Trump fuori controllo insulta su Twitter Alec Baldwin, il suo più corrosivo imitatore

Quando l'attore ha detto che l'imitazione del presidente è ormai ''un'agonia'', Trump lo ha ricoperto di improperi, consigliando alla gente di non guardare Saturday Night Light

Trump e il suo 'clone', Alec Baldwin

Trump e il suo 'clone', Alec Baldwin

Diego Minuti 2 marzo 2018

Si è imposto per settimane di starsene zitto, nonostante la scientifica opera di demolizione del suo personaggio da parte del suo più famoso imitatore, Alec Baldwin. Poi quando l'attore ha confessato che ormai imitare il presidente è divenuta un'agonia, non ce l'ha fatta ed ha reagito come forse qualcuno con le sue responsabilità non dovrebbe fare. E tanta era la rabbia che Trump ha dovuto scrivere per due volte il suo violentissimo Tweet perchè nel primo, forse condizionato dal furore, c'erano degli errori.
Alec Baldwin non è il solo ad imitare Trump (in Italia ne è arrivato uno, ma è improponibile il paragone con l'attore) , il suo modo di parlare, di muovere le mani, anzi gesticolare; quel ditino sempre in alto a spiegare ed ad ammonire: le labbra a cuore, che esibisce sempre.

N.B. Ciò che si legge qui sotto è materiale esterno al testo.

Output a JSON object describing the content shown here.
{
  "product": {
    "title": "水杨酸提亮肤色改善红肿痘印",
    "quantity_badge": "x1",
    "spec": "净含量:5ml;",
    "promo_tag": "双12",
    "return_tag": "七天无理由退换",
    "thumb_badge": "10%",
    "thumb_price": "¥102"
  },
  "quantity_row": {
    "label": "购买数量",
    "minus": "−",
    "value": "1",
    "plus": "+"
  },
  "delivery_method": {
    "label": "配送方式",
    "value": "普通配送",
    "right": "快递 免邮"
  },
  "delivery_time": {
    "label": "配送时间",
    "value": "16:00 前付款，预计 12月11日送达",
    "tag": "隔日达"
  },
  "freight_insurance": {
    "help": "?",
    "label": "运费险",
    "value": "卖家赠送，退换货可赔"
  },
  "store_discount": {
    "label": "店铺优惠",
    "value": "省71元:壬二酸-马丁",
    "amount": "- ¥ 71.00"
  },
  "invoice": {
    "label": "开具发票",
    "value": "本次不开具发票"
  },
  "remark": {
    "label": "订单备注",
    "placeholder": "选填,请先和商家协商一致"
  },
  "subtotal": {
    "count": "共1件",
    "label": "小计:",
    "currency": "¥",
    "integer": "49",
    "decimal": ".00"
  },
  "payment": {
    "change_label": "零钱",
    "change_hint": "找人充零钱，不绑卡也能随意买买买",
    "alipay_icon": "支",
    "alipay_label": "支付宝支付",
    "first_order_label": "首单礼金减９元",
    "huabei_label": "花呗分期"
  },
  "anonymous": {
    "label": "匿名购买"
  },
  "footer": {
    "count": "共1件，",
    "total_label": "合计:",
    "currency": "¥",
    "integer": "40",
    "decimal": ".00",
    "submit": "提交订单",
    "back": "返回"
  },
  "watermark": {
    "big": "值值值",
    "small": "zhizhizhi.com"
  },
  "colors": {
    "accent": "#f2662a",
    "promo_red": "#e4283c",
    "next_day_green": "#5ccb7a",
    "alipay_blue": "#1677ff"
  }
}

Per non parlare dell'improbabile ''cofana'' biondiccia, come l'avrebbe chiamata Anna Marchesini.
Dopo avere tenuto fermo il dito che cercava disperatamente di pigiare i tasti del suo smarphone, alla fine Trump ha ceduto quando Baldwin, vincitore di ben tre Golden Globe (quindi non l'attorucolo che i''The Donald'' vorrebbe descrivere), in una intervista a The Hollywood Reporter, ha detto che imitarlo era diventato un " dolore", aggiungendo che l'America dovrebbe sbarazzarsi di un presidente come lui.
In passato Trump aveva replicato in modo duro, ma questa volta è andato giù pesantemente, ben oltre quello che ci si poteva aspettare dopo le tante parodie che lo hanno messo alla berlina.
Bisogna anche capirlo, vista l'aria che tira alla Casa Bianca di cui non è più ospite Hope Hicks, capo della comunicazione del presidente e nella stretta cerchia dei suoi consiglieri, che si è dimessa.
Trump ha reagito e per lo ha fatto due volte, perché nel primo cinquettio aveva chiamato Baldwin 'Alex'' e non ''Alec'', sbagliando anche qualche tempo. Alla fine è arrivata la versione definitiva, e a prima vista sembra carica di odio: "Alec Baldwin, la cui mediocre carriera è stata salvata dalla sua terribile imitazione di me al Saturday Night Light, ora dice che imitarmi era un'agonia. Alec, è stata un'agonia per quelli che sono stati costretti a vederti. Riporta (in video, ndr) Darrell Hammond, più divertente e molto più talentuoso ".
Il messaggio ha scatenato una valanga di reazione, nella quasi totalità negative. Molti si sono limitati a sottolineare gli errori, altri hanno affermato che non si può dire alla gente cosa vedere o non vedere in tv.
"Questa è una democrazia. Nessuno è obbligato a vedere nulla'', ''siamo costretti ad averti come presidente, ma nessuno può dirci cosa vedere in televisione'', ''questa non è una dittatura''.
La ruggine tra Trump e Baldwin risale al periodo in cui era solo un candidato alla Casa Bianca e l'imitazione che ne faceva l'attore sulla Nbc lo aveva fatto arrabbiare, ed anche parecchio.
"È un attacco premeditato di SNL contro di me. È ora di mandare in pensione questo programma noioso e sgraziato ", aveva detto settimane prima di diventare presidente. E l'ingresso alla Casa Bianca non lo ha certo calmato, ripetendo le sue accuse al programma.